Among all the Byzantine churches in Istanbul, Chora is the one that best reflects Byzantine art. It houses the most beautiful mosaics inherited from the Byzantine period. After functioning as a mosque for a while during the Ottoman period, the former church was converted into a museum in the Republican period, known as the Kariye Museum. In 2020, the Kariye Museum was turned into a mosque again.



Church of St. Theodosia / Rose(Gül) Mosque


When the Ottoman soldiers entered the city after the conquest of İstanbul, they found the St. Theodosia Church decorated with roses. For this reason, when the St. Theodosia Church was converted into a mosque during the Ottoman period, it was named the Gül (Rose) Mosque.


Although the church’s exact construction date is unknown, it is estimated that it was built at the end of the 11th century. According to some historians, it was built by Ioannes Komnenos, the nephew of Emperor Alexios I.


The church has a cross-in-square structure with a flat dome. The wall decorations, which were renewed during the Ottoman period, feature the Star of David.


Tekfur Palace (Blaherna)


The initial construction of Blaherna, which was the palace where the Byzantine emperors lived after the Latin Empire period of the Crusaders between 1204–1261, dates back to the 6th century. Tekfur Palace, which is the only part of Blaherna that remains today, is also referred to as the Palace of Constantine Porphyrogenitus, because of the emperor who had it built. The building, which is currently undergoing intensive restoration, was used as a tile production centre during the Ottoman period.


The Little Hagia Sophia


The construction of the Church of Sergios and Bakhos began in 527 and was completed in 536, in response to a challenge by Anicia Juliana, who had the Church of Agios Polieuktos built.

Justinian became first consul and then Caesar during the empire of his uncle Justin. He was the secret power behind his illiterate uncle.


Justinian and his wife Theodora, who used to live in the Hormisdas Palace, built a church here dedicated to St. Peter and St. Paul. However, after Justinian became emperor, it was converted into a monastery together with the church inside the Palace of Hormisdas.


Opposite the church of Anicia Juliana dedicated to St.

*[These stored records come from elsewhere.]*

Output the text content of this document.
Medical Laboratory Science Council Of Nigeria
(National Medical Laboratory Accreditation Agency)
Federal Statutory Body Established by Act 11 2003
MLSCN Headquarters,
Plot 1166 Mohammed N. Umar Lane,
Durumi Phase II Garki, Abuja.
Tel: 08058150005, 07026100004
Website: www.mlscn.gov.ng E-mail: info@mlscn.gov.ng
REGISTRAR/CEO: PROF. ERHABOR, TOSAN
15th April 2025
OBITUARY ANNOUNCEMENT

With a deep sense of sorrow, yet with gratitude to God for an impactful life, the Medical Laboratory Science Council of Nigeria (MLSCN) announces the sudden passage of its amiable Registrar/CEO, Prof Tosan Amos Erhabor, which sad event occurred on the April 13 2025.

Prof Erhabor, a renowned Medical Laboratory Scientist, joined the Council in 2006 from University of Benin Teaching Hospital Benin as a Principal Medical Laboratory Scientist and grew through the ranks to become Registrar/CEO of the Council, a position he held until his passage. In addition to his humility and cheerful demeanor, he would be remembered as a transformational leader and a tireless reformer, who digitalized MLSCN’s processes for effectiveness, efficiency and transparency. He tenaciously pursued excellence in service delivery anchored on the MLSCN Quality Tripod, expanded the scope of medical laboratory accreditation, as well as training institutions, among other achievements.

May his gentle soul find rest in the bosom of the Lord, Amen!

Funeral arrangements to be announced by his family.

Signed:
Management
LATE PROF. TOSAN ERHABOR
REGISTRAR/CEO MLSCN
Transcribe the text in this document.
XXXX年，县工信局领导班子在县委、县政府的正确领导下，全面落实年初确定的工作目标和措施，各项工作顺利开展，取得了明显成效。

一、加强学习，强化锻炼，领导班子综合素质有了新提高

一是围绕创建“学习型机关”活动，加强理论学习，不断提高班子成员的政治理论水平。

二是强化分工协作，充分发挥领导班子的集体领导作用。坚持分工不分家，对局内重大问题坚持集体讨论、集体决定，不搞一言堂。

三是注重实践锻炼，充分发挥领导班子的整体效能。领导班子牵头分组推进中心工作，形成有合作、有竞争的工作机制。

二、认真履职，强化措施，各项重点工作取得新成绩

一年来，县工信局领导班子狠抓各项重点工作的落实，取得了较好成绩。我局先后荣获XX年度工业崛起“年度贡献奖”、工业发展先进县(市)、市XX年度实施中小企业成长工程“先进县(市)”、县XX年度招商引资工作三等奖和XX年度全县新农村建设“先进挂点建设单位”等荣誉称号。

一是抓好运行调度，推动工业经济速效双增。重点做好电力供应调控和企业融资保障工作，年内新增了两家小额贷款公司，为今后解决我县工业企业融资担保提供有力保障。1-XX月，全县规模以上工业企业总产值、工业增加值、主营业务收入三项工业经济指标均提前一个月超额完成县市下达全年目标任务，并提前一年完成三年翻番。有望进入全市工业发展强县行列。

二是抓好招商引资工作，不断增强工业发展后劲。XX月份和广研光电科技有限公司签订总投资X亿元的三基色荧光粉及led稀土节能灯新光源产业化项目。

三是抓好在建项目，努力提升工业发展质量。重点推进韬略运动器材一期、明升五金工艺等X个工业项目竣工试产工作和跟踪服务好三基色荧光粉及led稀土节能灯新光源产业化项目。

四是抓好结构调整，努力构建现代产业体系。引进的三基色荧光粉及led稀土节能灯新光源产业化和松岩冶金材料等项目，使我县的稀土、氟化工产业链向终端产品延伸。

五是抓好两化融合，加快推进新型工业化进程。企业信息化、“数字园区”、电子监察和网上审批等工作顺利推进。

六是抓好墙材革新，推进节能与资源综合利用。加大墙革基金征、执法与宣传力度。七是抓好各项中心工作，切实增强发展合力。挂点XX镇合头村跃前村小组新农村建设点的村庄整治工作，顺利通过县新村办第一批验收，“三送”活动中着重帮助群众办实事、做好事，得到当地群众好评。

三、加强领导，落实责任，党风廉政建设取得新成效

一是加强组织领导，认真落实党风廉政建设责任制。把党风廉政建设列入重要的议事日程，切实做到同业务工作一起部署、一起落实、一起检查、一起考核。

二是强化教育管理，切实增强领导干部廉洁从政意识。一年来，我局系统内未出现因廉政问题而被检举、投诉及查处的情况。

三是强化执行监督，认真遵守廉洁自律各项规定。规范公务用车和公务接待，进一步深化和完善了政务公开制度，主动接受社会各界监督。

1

Polyeuktos, the construction of a church was initiated, dedicated to the soldier saints Sergius and Bacchus, who were Christian martyrs.

The Church of Sergios and Bachos, built in response to the arrogance of the aristocracy, was the first structure to abandon the Basilica plan with its octagonal dome inside a square structure.


This church, which was converted into a mosque by the Ottomans in 1509, is similar to Hagia Sophia, which was, in turn, a groundbreaking achievement in the history of architecture; it was named Little Hagia Sophia Mosque.